Dile a mamá que no se aflija… estoy bien… en buen estado y tan contento como el día que llegué. Existe algo aquí, delante de nosotros, que tenemos que barrer de este mundo, eso es todo; una emanación del diablo que de otro modo, envenenaría nuestra vida para siempre. Tenemos que hacerlo, papá, no importa lo que cueste ni el tiempo que nos lleve, dile eso de mi parte a la gente de Glen. Ellos no tienen idea de lo que se ha desatado… yo tampoco la tenía antes de venir. Pensé que sería divertido. Y no lo es. Pero estoy donde debo estar y muy bien… no se preocupen por eso. Cuando llegué y vi lo que le habían hecho a las casas, los jardines y la gente… bueno, papá, era como ver que una horda de hunos marchaba sobre el Valle del Arco Iris y Glen y el jardín de Ingleside. Aquí había unos jardines hermosos, con la belleza de siglos de historia y ¿qué son ahora? Cosas destrozadas, profanadas. Estamos luchando para que esos lugares viejos y queridos donde jugamos cuando niños estén a salvo para otros niños y niñas… peleamos por la conservación de todas esas cosas dulces y saludables.

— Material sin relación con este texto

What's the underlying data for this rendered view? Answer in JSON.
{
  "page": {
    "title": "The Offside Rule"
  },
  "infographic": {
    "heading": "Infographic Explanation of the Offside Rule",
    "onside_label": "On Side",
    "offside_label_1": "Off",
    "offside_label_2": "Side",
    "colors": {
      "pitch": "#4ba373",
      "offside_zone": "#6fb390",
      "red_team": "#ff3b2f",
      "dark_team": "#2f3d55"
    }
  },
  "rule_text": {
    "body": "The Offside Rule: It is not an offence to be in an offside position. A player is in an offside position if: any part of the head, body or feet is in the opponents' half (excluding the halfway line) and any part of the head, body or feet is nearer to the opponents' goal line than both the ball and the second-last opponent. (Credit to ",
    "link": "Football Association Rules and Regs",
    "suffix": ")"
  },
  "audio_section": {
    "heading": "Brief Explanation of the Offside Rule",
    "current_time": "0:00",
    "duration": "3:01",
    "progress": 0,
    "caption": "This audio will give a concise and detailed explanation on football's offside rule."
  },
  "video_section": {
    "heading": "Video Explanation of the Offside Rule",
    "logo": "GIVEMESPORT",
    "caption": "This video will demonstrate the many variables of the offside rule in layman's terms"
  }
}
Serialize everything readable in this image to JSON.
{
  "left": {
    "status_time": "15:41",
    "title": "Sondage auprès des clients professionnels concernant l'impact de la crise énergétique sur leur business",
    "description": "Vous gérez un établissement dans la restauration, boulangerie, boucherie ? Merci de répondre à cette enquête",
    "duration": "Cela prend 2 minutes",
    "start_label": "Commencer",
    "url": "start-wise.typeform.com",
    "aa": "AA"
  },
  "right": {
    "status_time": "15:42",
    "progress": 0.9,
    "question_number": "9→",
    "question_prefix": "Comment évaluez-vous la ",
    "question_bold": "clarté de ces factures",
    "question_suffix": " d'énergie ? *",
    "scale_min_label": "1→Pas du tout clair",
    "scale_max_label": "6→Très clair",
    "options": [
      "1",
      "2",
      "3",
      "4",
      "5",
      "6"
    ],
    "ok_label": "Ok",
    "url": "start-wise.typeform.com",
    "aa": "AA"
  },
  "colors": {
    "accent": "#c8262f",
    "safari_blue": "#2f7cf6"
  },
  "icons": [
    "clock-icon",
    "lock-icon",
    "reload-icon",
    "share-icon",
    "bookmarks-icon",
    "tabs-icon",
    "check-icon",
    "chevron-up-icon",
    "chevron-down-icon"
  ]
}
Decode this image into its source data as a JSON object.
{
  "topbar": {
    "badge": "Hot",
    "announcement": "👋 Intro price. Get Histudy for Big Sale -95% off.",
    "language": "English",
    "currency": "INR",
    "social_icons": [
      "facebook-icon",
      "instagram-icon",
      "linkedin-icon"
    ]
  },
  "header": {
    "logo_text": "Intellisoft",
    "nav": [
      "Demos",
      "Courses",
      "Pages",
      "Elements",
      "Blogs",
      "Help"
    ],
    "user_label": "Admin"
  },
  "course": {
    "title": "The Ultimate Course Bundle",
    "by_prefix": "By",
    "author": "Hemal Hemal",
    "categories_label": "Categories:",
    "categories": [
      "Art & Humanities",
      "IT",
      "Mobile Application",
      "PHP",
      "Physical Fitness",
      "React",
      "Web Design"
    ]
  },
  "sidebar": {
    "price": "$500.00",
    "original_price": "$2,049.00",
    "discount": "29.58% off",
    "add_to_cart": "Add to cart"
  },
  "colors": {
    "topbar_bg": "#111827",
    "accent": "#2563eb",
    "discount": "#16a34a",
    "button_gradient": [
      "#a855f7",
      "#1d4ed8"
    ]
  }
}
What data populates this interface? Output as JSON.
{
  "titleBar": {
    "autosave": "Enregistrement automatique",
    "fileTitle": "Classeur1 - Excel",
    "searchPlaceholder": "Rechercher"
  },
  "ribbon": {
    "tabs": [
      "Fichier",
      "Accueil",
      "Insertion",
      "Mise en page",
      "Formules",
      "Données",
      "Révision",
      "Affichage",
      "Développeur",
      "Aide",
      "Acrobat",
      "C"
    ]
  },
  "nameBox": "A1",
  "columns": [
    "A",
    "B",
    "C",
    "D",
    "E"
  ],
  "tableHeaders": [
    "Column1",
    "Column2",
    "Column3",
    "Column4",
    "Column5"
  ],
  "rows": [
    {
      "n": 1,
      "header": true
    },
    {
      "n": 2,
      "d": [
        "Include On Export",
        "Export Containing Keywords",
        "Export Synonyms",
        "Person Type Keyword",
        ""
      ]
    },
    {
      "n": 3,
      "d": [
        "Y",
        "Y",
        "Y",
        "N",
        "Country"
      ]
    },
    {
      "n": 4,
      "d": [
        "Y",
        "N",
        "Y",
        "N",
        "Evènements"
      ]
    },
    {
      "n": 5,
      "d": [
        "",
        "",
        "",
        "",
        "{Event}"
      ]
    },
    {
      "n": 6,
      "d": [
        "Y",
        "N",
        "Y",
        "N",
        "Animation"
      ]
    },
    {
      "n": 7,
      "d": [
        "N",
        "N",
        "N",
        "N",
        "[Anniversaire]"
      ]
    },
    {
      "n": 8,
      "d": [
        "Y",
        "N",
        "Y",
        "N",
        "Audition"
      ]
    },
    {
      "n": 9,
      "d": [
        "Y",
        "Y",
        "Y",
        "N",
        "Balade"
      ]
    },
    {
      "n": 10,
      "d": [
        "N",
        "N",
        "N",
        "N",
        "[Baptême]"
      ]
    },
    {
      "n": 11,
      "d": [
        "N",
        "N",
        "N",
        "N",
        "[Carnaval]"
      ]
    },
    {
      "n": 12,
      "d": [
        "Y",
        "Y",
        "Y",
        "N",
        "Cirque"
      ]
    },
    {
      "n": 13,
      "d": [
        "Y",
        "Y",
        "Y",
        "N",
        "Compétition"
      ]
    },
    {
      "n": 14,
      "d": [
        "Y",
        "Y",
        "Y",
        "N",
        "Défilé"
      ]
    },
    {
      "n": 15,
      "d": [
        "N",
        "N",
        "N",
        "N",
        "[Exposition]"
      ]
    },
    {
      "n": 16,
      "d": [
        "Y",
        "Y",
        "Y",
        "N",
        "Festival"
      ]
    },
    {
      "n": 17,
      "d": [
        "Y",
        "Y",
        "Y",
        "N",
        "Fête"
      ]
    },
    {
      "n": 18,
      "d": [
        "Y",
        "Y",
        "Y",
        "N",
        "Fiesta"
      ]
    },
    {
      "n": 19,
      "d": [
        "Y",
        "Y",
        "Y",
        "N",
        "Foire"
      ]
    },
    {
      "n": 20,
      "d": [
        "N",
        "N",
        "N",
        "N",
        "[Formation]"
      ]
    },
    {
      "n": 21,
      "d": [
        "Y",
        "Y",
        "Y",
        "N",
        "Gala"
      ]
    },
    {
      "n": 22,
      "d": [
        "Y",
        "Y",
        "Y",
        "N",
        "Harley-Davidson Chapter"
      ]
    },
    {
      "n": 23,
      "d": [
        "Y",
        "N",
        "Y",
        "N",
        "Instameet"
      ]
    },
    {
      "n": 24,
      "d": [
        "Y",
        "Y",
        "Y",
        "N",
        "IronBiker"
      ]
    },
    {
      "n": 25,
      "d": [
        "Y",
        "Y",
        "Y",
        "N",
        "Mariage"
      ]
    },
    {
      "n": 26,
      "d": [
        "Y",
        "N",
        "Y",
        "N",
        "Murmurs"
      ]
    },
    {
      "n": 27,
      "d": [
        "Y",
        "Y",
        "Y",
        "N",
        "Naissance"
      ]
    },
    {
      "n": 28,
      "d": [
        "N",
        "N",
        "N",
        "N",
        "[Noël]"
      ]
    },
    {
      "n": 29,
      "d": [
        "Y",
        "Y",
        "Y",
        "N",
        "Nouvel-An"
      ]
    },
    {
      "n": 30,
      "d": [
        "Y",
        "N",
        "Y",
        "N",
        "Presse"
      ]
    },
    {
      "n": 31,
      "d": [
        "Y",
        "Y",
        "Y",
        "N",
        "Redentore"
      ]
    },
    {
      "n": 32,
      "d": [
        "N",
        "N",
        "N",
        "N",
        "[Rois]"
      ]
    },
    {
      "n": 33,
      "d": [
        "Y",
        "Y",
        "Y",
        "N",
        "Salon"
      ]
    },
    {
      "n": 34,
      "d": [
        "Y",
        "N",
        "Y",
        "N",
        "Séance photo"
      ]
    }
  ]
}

Si alguno de ustedes pasa por la estación les pido que den una palmada doble a Lunes de mi parte. ¡Imagínense, ese vagabundo esperándome de esa manera! Sinceramente, a veces cuando estoy en estas trincheras frías y oscuras, papá, me reanima y me fortalece saber que a miles de kilómetros de aquí en la vieja estación de Glen hay un pequeño perro manchado que comparte mi vigilia.
Dile a Rilla que me alegra que su bebé de guerra esté progresando tan bien y a Susan que estoy dándoles buena pelea a los hunos y las ladillas.
—Mi querido doctor ¿qué son las ladillas? —preguntó Susan solemne.
La señora Blythe susurró algo y luego respondió a la pregunta de Susan:
—Son cosas que pasan en las trincheras, Susan.
Susan meneó la cabeza y se retiró en silencio para volver a abrir un paquete destinado a Jem y agregarle un fino cepillo de dientes.